8.2) The ability to synchronize with remote processes.
 Different programs should make sure they access shared data at proper times.
This requires knowledge about other programs. Doing this usually needs some 
data exchanges. That is why many people consider synchronization as a special
form of data exchange (see 8.3). The important thing here is not to make the
synchronization an expensive operation. Remember that synchronization is not
our goal, It is an overhead. Distributed programmers should always use
techniques that results in the minimum amount of data transfer. That is why
using methods like test and set is not very attractive. Semaphores are a very
good solution.

8.3) The ability to distribute the data needed by various remote processes and
to gather the processed information.
 This also should be done with the least amount of overhead: exchange only 
the data needed, and only at the right time. The other thing to consider is 
the effort put by programmer to do the exchange. The best thing would be to 
relieve the programmer of knowing about machines and network addresses and use 
logical means to identify computers which need data.



9.0) Heterogeneous Programming in MCs
 Programming a heterogeneous system involves solving two problems

9.1) The code problem
 Processors can not execute programs that are compiled for other incompatible 
ones. So executing a program on an arbitrary processor in the system may not 
be possible. One solution to this is to make sure that programs are always
run on an appropriate processor. Another way would be using software 
emulation.

9.2) The data problem
 Different processors may interpret data in different ways. Programmers can
not just send their data to any machine. One way to overcome this is to
restrict data exchanges between compatible processors. Another is to change
the data somewhere along the way. 
 
 Data conversion normally requires knowledge about data semantics (their
meaning and the way they are used), which are determined by the programmer. 
It would be difficult for the system software to guess these semantics 
without any help from the programmer. A very straight forward solution would 
be making the programmer responsible for any data conversions.
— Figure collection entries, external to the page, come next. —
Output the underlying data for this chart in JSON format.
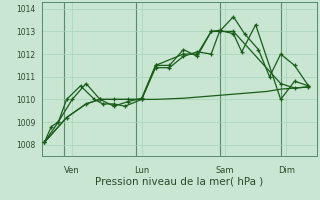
{
  "background_color": "#c8e6d2",
  "grid_color": "#a8d4b8",
  "line_color": "#1a5c1a",
  "sep_color": "#5a8a6a",
  "title": "Pression niveau de la mer( hPa )",
  "ylim": [
    1007.5,
    1014.3
  ],
  "yticks": [
    1008,
    1009,
    1010,
    1011,
    1012,
    1013,
    1014
  ],
  "day_labels": [
    "Ven",
    "Lun",
    "Sam",
    "Dim"
  ],
  "day_positions": [
    1.0,
    3.5,
    6.5,
    8.7
  ],
  "day_lines": [
    0.7,
    3.3,
    6.3,
    8.5
  ],
  "series1": {
    "x": [
      0.0,
      0.25,
      0.5,
      0.8,
      1.3,
      1.8,
      2.1,
      2.5,
      2.9,
      3.5,
      4.0,
      4.5,
      5.0,
      5.5,
      6.0,
      6.3,
      6.8,
      7.2,
      7.7,
      8.1,
      8.5,
      9.0,
      9.5
    ],
    "y": [
      1008.1,
      1008.8,
      1009.0,
      1010.0,
      1010.6,
      1010.0,
      1009.8,
      1009.8,
      1009.7,
      1010.0,
      1011.4,
      1011.4,
      1011.9,
      1012.1,
      1012.0,
      1013.0,
      1013.65,
      1012.9,
      1012.2,
      1011.0,
      1012.0,
      1011.5,
      1010.6
    ]
  },
  "series2": {
    "x": [
      0.0,
      0.5,
      1.0,
      1.5,
      2.0,
      2.5,
      3.0,
      3.5,
      4.0,
      5.0,
      5.5,
      6.0,
      6.3,
      6.8,
      7.1,
      7.6,
      8.5,
      9.0,
      9.5
    ],
    "y": [
      1008.1,
      1009.0,
      1010.0,
      1010.7,
      1010.0,
      1009.7,
      1009.9,
      1010.05,
      1011.5,
      1012.0,
      1012.0,
      1013.0,
      1013.05,
      1012.9,
      1012.1,
      1013.3,
      1010.0,
      1010.8,
      1010.6
    ]
  },
  "series3": {
    "x": [
      0.0,
      0.8,
      1.5,
      2.0,
      2.5,
      3.0,
      3.5,
      4.0,
      5.0,
      5.5,
      6.0,
      6.5,
      7.0,
      7.5,
      8.0,
      8.5,
      9.0,
      9.5
    ],
    "y": [
      1008.1,
      1009.2,
      1009.8,
      1010.0,
      1010.0,
      1010.0,
      1010.0,
      1010.0,
      1010.05,
      1010.1,
      1010.15,
      1010.2,
      1010.25,
      1010.3,
      1010.35,
      1010.45,
      1010.5,
      1010.55
    ]
  },
  "series4": {
    "x": [
      0.0,
      0.8,
      1.5,
      2.0,
      2.5,
      3.0,
      3.5,
      4.0,
      4.5,
      5.0,
      5.5,
      6.0,
      6.3,
      6.8,
      8.5,
      9.0,
      9.5
    ],
    "y": [
      1008.1,
      1009.2,
      1009.8,
      1010.0,
      1010.0,
      1010.0,
      1010.0,
      1011.5,
      1011.5,
      1012.2,
      1011.9,
      1013.0,
      1013.0,
      1013.0,
      1010.7,
      1010.5,
      1010.55
    ]
  },
  "xlim": [
    -0.1,
    9.8
  ],
  "ylabel_fontsize": 5.5,
  "xlabel_fontsize": 7.5,
  "tick_fontsize": 5.5,
  "day_fontsize": 6.0
}
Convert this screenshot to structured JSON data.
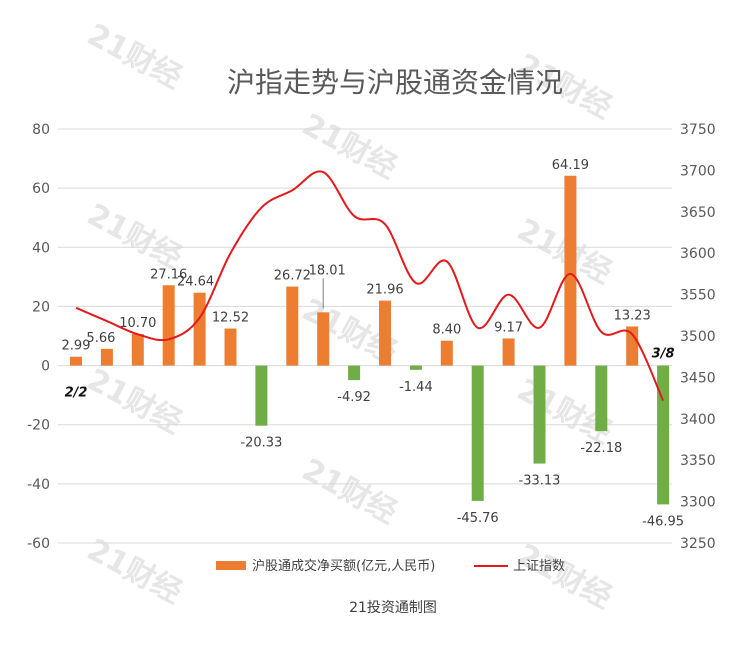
{
  "chart_data": {
    "type": "bar+line",
    "title": "沪指走势与沪股通资金情况",
    "source": "21投资通制图",
    "watermark": "21财经",
    "left_axis": {
      "ylim": [
        -60,
        80
      ],
      "ticks": [
        "80",
        "60",
        "40",
        "20",
        "0",
        "-20",
        "-40",
        "-60"
      ]
    },
    "right_axis": {
      "ylim": [
        3250,
        3750
      ],
      "ticks": [
        "3750",
        "3700",
        "3650",
        "3600",
        "3550",
        "3500",
        "3450",
        "3400",
        "3350",
        "3300",
        "3250"
      ]
    },
    "bar_series": {
      "name": "沪股通成交净买额(亿元,人民币)",
      "values": [
        2.99,
        5.66,
        10.7,
        27.16,
        24.64,
        12.52,
        -20.33,
        26.72,
        18.01,
        -4.92,
        21.96,
        -1.44,
        8.4,
        -45.76,
        9.17,
        -33.13,
        64.19,
        -22.18,
        13.23,
        -46.95
      ],
      "labels": [
        "2.99",
        "5.66",
        "10.70",
        "27.16",
        "24.64",
        "12.52",
        "-20.33",
        "26.72",
        "18.01",
        "-4.92",
        "21.96",
        "-1.44",
        "8.40",
        "-45.76",
        "9.17",
        "-33.13",
        "64.19",
        "-22.18",
        "13.23",
        "-46.95"
      ],
      "positive_color": "#ed7d31",
      "negative_color": "#70ad47"
    },
    "line_series": {
      "name": "上证指数",
      "color": "#e31a1c",
      "values": [
        3534,
        3518,
        3502,
        3496,
        3522,
        3600,
        3655,
        3676,
        3698,
        3645,
        3635,
        3564,
        3590,
        3510,
        3550,
        3510,
        3575,
        3505,
        3502,
        3422
      ]
    },
    "category_labels": {
      "first": "2/2",
      "last": "3/8"
    },
    "legend_position": "bottom",
    "grid": true
  }
}
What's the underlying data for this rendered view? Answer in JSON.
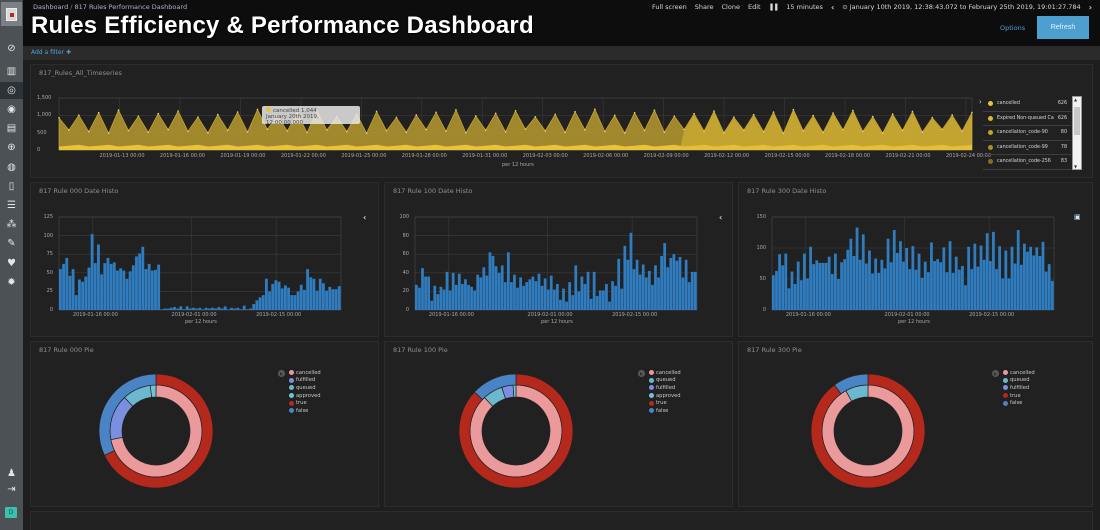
{
  "header": {
    "breadcrumb": [
      "Dashboard",
      "817 Rules Performance Dashboard"
    ],
    "title": "Rules Efficiency & Performance Dashboard",
    "menu": {
      "full_screen": "Full screen",
      "share": "Share",
      "clone": "Clone",
      "edit": "Edit",
      "refresh_interval": "15 minutes",
      "time_range": "January 10th 2019, 12:38:43.072 to February 25th 2019, 19:01:27.784"
    },
    "options_label": "Options",
    "refresh_label": "Refresh"
  },
  "filter_bar": {
    "add_filter": "Add a filter"
  },
  "sidebar": {
    "items": [
      "discover-icon",
      "visualize-icon",
      "dashboard-icon",
      "timelion-icon",
      "canvas-icon",
      "maps-icon",
      "infrastructure-icon",
      "logs-icon",
      "apm-icon",
      "uptime-icon",
      "dev-tools-icon",
      "monitoring-icon",
      "management-icon"
    ],
    "bottom": [
      "user-icon",
      "logout-icon"
    ],
    "space_badge": "D"
  },
  "timeseries": {
    "title": "817_Rules_All_Timeseries",
    "y_ticks": [
      "1,500",
      "1,000",
      "500",
      "0"
    ],
    "x_ticks": [
      "2019-01-13 00:00",
      "2019-01-16 00:00",
      "2019-01-19 00:00",
      "2019-01-22 00:00",
      "2019-01-25 00:00",
      "2019-01-28 00:00",
      "2019-01-31 00:00",
      "2019-02-03 00:00",
      "2019-02-06 00:00",
      "2019-02-09 00:00",
      "2019-02-12 00:00",
      "2019-02-15 00:00",
      "2019-02-18 00:00",
      "2019-02-21 00:00",
      "2019-02-24 00:00"
    ],
    "x_label": "per 12 hours",
    "tooltip": {
      "series": "cancelled",
      "value": "1,044",
      "time": "January 20th 2019, 12:00:00.000"
    },
    "legend": [
      {
        "label": "cancelled",
        "value": "626",
        "color": "#e8c33b"
      },
      {
        "label": "Expired Non-queued Ca",
        "value": "626",
        "color": "#e0b930"
      },
      {
        "label": "cancellation_code-90",
        "value": "80",
        "color": "#c9a02a"
      },
      {
        "label": "cancellation_code-99",
        "value": "78",
        "color": "#b08a25"
      },
      {
        "label": "cancellation_code-256",
        "value": "83",
        "color": "#8a6d20"
      }
    ],
    "colors": {
      "area_main": "#b89a2e",
      "area_light": "#e8c33b"
    }
  },
  "histograms": [
    {
      "title": "817 Rule 000 Date Histo",
      "y_ticks": [
        "125",
        "100",
        "75",
        "50",
        "25",
        "0"
      ],
      "y_max": 125,
      "x_ticks": [
        "2019-01-16 00:00",
        "2019-02-01 00:00",
        "2019-02-15 00:00"
      ],
      "x_label": "per 12 hours",
      "values": [
        55,
        62,
        70,
        46,
        55,
        20,
        41,
        38,
        45,
        57,
        102,
        63,
        88,
        48,
        63,
        70,
        62,
        64,
        53,
        56,
        53,
        42,
        52,
        60,
        72,
        76,
        85,
        55,
        62,
        53,
        54,
        61,
        1,
        2,
        2,
        3,
        4,
        2,
        5,
        1,
        5,
        2,
        3,
        2,
        3,
        1,
        3,
        2,
        3,
        2,
        4,
        2,
        5,
        1,
        3,
        2,
        3,
        1,
        6,
        1,
        2,
        8,
        13,
        17,
        20,
        42,
        25,
        35,
        40,
        38,
        29,
        33,
        30,
        20,
        20,
        25,
        34,
        27,
        55,
        44,
        42,
        26,
        42,
        36,
        26,
        31,
        28,
        28,
        32
      ]
    },
    {
      "title": "817 Rule 100 Date Histo",
      "y_ticks": [
        "100",
        "80",
        "60",
        "40",
        "20",
        "0"
      ],
      "y_max": 100,
      "x_ticks": [
        "2019-01-16 00:00",
        "2019-02-01 00:00",
        "2019-02-15 00:00"
      ],
      "x_label": "per 12 hours",
      "values": [
        27,
        24,
        45,
        36,
        36,
        10,
        26,
        17,
        25,
        22,
        41,
        21,
        40,
        27,
        39,
        28,
        33,
        27,
        25,
        21,
        38,
        35,
        46,
        37,
        62,
        58,
        47,
        40,
        48,
        30,
        62,
        30,
        38,
        24,
        35,
        26,
        30,
        33,
        36,
        31,
        39,
        26,
        34,
        22,
        37,
        22,
        28,
        11,
        23,
        9,
        30,
        16,
        48,
        20,
        36,
        28,
        41,
        12,
        41,
        15,
        21,
        21,
        28,
        9,
        31,
        26,
        55,
        23,
        69,
        54,
        83,
        44,
        54,
        38,
        49,
        35,
        42,
        27,
        48,
        35,
        58,
        72,
        46,
        56,
        60,
        53,
        57,
        35,
        54,
        30,
        41,
        41
      ]
    },
    {
      "title": "817 Rule 300 Date Histo",
      "y_ticks": [
        "150",
        "100",
        "50",
        "0"
      ],
      "y_max": 150,
      "x_ticks": [
        "2019-01-16 00:00",
        "2019-02-01 00:00",
        "2019-02-15 00:00"
      ],
      "x_label": "per 12 hours",
      "values": [
        56,
        63,
        90,
        72,
        91,
        35,
        62,
        42,
        78,
        48,
        91,
        51,
        102,
        74,
        80,
        76,
        76,
        76,
        86,
        58,
        91,
        50,
        77,
        82,
        97,
        115,
        87,
        133,
        81,
        122,
        75,
        96,
        59,
        83,
        60,
        81,
        67,
        115,
        77,
        129,
        92,
        111,
        78,
        100,
        66,
        103,
        65,
        91,
        52,
        78,
        61,
        109,
        79,
        82,
        77,
        101,
        61,
        111,
        60,
        86,
        65,
        71,
        40,
        102,
        66,
        107,
        70,
        104,
        81,
        124,
        79,
        126,
        66,
        103,
        51,
        96,
        51,
        102,
        75,
        129,
        73,
        107,
        94,
        102,
        88,
        101,
        87,
        110,
        62,
        74,
        47
      ]
    }
  ],
  "pies": [
    {
      "title": "817 Rule 000 Pie",
      "legend": [
        {
          "label": "cancelled",
          "color": "#ea9a9a"
        },
        {
          "label": "fulfilled",
          "color": "#7b8fe0"
        },
        {
          "label": "queued",
          "color": "#6cb8cf"
        },
        {
          "label": "approved",
          "color": "#70c4d8"
        },
        {
          "label": "true",
          "color": "#b5281c"
        },
        {
          "label": "false",
          "color": "#4a84c4"
        }
      ],
      "inner": [
        {
          "label": "cancelled",
          "value": 72,
          "color": "#ea9a9a"
        },
        {
          "label": "fulfilled",
          "value": 16,
          "color": "#7b8fe0"
        },
        {
          "label": "queued",
          "value": 10,
          "color": "#6cb8cf"
        },
        {
          "label": "approved",
          "value": 2,
          "color": "#70c4d8"
        }
      ],
      "outer": [
        {
          "label": "true",
          "value": 68,
          "color": "#b5281c"
        },
        {
          "label": "false",
          "value": 32,
          "color": "#4a84c4"
        }
      ]
    },
    {
      "title": "817 Rule 100 Pie",
      "legend": [
        {
          "label": "cancelled",
          "color": "#ea9a9a"
        },
        {
          "label": "queued",
          "color": "#6cb8cf"
        },
        {
          "label": "fulfilled",
          "color": "#7b8fe0"
        },
        {
          "label": "approved",
          "color": "#70c4d8"
        },
        {
          "label": "true",
          "color": "#b5281c"
        },
        {
          "label": "false",
          "color": "#4a84c4"
        }
      ],
      "inner": [
        {
          "label": "cancelled",
          "value": 88,
          "color": "#ea9a9a"
        },
        {
          "label": "queued",
          "value": 7,
          "color": "#6cb8cf"
        },
        {
          "label": "fulfilled",
          "value": 4,
          "color": "#7b8fe0"
        },
        {
          "label": "approved",
          "value": 1,
          "color": "#70c4d8"
        }
      ],
      "outer": [
        {
          "label": "true",
          "value": 87,
          "color": "#b5281c"
        },
        {
          "label": "false",
          "value": 13,
          "color": "#4a84c4"
        }
      ]
    },
    {
      "title": "817 Rule 300 Pie",
      "legend": [
        {
          "label": "cancelled",
          "color": "#ea9a9a"
        },
        {
          "label": "queued",
          "color": "#6cb8cf"
        },
        {
          "label": "fulfilled",
          "color": "#7b8fe0"
        },
        {
          "label": "true",
          "color": "#b5281c"
        },
        {
          "label": "false",
          "color": "#4a84c4"
        }
      ],
      "inner": [
        {
          "label": "cancelled",
          "value": 92,
          "color": "#ea9a9a"
        },
        {
          "label": "queued",
          "value": 8,
          "color": "#6cb8cf"
        }
      ],
      "outer": [
        {
          "label": "true",
          "value": 90,
          "color": "#b5281c"
        },
        {
          "label": "false",
          "value": 10,
          "color": "#4a84c4"
        }
      ]
    }
  ]
}
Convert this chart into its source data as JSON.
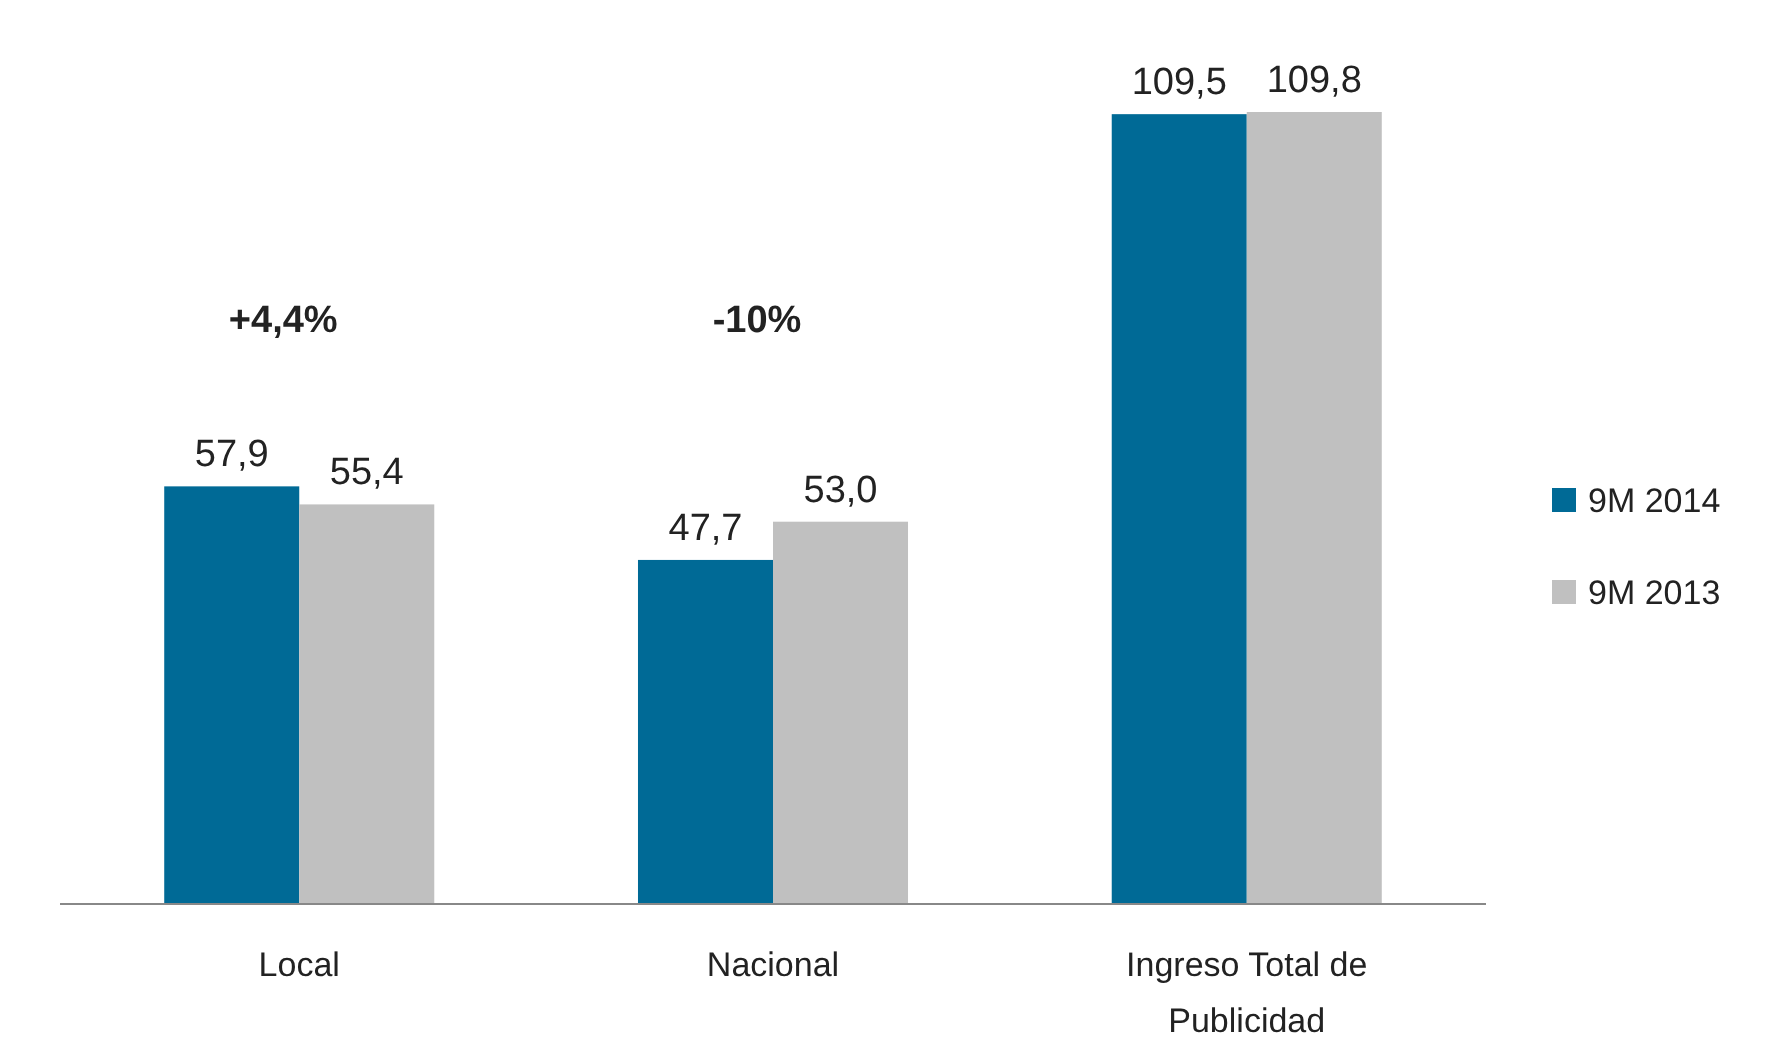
{
  "chart_data": {
    "type": "bar",
    "categories": [
      "Local",
      "Nacional",
      "Ingreso Total de Publicidad"
    ],
    "series": [
      {
        "name": "9M 2014",
        "color": "#006a96",
        "values": [
          57.9,
          47.7,
          109.5
        ],
        "value_labels": [
          "57,9",
          "47,7",
          "109,5"
        ]
      },
      {
        "name": "9M 2013",
        "color": "#c0c0c0",
        "values": [
          55.4,
          53.0,
          109.8
        ],
        "value_labels": [
          "55,4",
          "53,0",
          "109,8"
        ]
      }
    ],
    "annotations": [
      "+4,4%",
      "-10%"
    ],
    "legend": "right",
    "grid": false
  }
}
A more complex 
solution is involving the compiler and the OS to convert the data using 
programmer-supplied information.


10.0) DIPC
 DIPC is a system to create a multi computer system from Linux computers on a
TCP or UDP network. It eases the data exchanges and the synchronizations, and 
uses the processor's MMU to provide DSM capabilities. DIPC provides parallelism 
in the program level. The programmer or the user is responsible to invoke 
remote programs in computers with appropriate machine architectures. There
are some basic support for heterogeneous environments.